Intel first introduced Hyper-Threading (HT) technology with is Xeon CPU architecture back in 2002, over 20 years ago now, with simultaneous multithreading technology allowing physical cores inside of Intel CPUs to perform two tasks at the same time, effectively acting as two logical cores.
As the years went on, the first consumer-focused Core and Core 2 processors didn't support Hyper-Threading, with HT being introduced with its Core i7 "Nehalem" processors in 2008. There are changes coming for Intel's consumer and gaming-focused processors anyway, with the introduction of Performance Cores (P-Cores) and Efficient Cores (E-Cores) that we have in the 12th Gen Core, 13th Gen Core, and just-launched 14th Gen Core CPUs.
Intel has moved right into the world of multiple cores on its CPUs, with its new Core Ultra "Meteor Lake" CPUs with P-Cores, E-Cores, and a third core type with LP-Cores inside of the SoC die. E-Cores and LP-Cores don't support HT, and now it seems that the high-performance, next-gen P-Cores won't support Hyper-Threading in the future.
We're hearing about the new Arrow Lake-S processors dropping HT support from leaked slides released by YuuKi_AnS on X, where we see a mention of 8 x AI cores and 8 threads (16 threads in total). Intel will have all sorts of different SKUs of its Arrow Lake CPUs, with 8P + 16E, 6P + 16E, or 6P + 8E cores in different processors once they're released.

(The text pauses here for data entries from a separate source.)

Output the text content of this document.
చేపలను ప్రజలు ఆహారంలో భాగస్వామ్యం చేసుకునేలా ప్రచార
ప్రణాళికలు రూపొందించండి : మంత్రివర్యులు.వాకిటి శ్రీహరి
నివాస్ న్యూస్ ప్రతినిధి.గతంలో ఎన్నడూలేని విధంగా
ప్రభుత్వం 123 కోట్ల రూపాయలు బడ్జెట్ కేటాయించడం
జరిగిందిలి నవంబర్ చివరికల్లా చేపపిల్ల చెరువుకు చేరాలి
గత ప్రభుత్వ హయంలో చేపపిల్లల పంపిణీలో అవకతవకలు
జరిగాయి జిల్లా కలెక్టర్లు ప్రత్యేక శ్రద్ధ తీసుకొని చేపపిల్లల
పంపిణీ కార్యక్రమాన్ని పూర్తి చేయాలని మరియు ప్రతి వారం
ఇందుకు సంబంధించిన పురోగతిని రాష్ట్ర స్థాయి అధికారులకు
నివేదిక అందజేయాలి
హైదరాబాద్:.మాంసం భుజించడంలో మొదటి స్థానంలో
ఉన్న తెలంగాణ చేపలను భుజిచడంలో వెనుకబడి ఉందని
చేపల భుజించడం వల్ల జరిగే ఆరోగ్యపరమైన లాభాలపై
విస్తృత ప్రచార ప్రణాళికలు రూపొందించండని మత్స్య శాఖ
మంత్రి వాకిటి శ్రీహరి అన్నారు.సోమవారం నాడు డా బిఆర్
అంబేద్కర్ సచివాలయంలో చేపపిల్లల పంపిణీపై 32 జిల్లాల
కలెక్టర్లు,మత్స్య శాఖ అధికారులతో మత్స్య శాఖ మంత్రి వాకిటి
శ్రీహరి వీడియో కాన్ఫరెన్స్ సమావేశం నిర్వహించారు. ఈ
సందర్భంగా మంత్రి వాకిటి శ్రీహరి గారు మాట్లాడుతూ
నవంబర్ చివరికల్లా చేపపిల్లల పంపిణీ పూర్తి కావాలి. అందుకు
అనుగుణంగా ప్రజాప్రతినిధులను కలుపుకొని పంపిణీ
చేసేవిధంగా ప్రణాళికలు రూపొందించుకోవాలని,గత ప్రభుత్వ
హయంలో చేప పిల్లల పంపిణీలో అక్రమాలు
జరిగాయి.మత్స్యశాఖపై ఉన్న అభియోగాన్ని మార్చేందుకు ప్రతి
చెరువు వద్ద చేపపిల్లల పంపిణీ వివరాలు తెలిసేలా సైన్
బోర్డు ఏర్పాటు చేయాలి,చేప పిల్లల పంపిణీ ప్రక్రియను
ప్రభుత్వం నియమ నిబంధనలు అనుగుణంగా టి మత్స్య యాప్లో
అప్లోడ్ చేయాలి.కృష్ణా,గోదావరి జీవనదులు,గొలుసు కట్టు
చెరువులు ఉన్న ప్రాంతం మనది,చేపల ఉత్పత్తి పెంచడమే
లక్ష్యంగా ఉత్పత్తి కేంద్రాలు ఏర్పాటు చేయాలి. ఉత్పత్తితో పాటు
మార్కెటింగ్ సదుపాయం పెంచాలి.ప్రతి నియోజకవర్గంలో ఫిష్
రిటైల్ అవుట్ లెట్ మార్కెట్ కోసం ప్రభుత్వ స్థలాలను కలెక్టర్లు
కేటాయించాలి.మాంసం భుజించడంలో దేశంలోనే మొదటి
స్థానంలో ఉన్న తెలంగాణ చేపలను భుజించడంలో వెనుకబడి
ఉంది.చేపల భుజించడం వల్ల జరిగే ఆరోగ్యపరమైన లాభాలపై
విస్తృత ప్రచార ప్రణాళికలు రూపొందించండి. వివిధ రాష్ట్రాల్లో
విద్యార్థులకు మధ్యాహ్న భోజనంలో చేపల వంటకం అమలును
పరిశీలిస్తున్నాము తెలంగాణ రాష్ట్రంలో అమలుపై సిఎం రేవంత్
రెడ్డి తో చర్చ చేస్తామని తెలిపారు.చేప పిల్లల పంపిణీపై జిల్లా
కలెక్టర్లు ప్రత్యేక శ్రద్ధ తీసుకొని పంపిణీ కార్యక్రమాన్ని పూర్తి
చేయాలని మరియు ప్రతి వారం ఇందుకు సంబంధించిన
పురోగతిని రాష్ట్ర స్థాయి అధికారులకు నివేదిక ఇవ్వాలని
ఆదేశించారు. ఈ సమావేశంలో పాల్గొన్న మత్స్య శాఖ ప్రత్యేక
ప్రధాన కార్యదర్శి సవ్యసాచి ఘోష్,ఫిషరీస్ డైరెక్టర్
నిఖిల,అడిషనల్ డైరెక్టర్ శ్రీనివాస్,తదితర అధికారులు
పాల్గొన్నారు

- Read more: Intel Bartlett Lake-S desktop CPUs: budget LGA 1700 processors, leaving Arrow Lake for high-end
- Read more: Intel's Arrow Lake CPUs on target for 2024 launch, CEO asserts - with massive AI gains in tow
- Read more: Intel Arrow Lake might have a surprise up its sleeve: some peppy low-end laptop CPUs
Another leaker, InstaLaX64, saw an Intel Arrow Lake-S processor with 24 threads, which should be an 8P + 16E core configuration, which should've shown 32 threads instead (if it featured HT). It seems that we can expect Intel's next-gen Arrow Lake-S processors, which will also be the first under the new Core Ultra branding, will be released sans Hyper-Threading.
I'm two minds about this... it feels like a step backward not to have Hyper-Threading included on a new Core Ultra "Arrow Lake-S" processor, but then there could be more concentration on single-threaded performance. This is where it really matters for gamers: the very fastest clocks with the best performance on the P-Cores are the goal.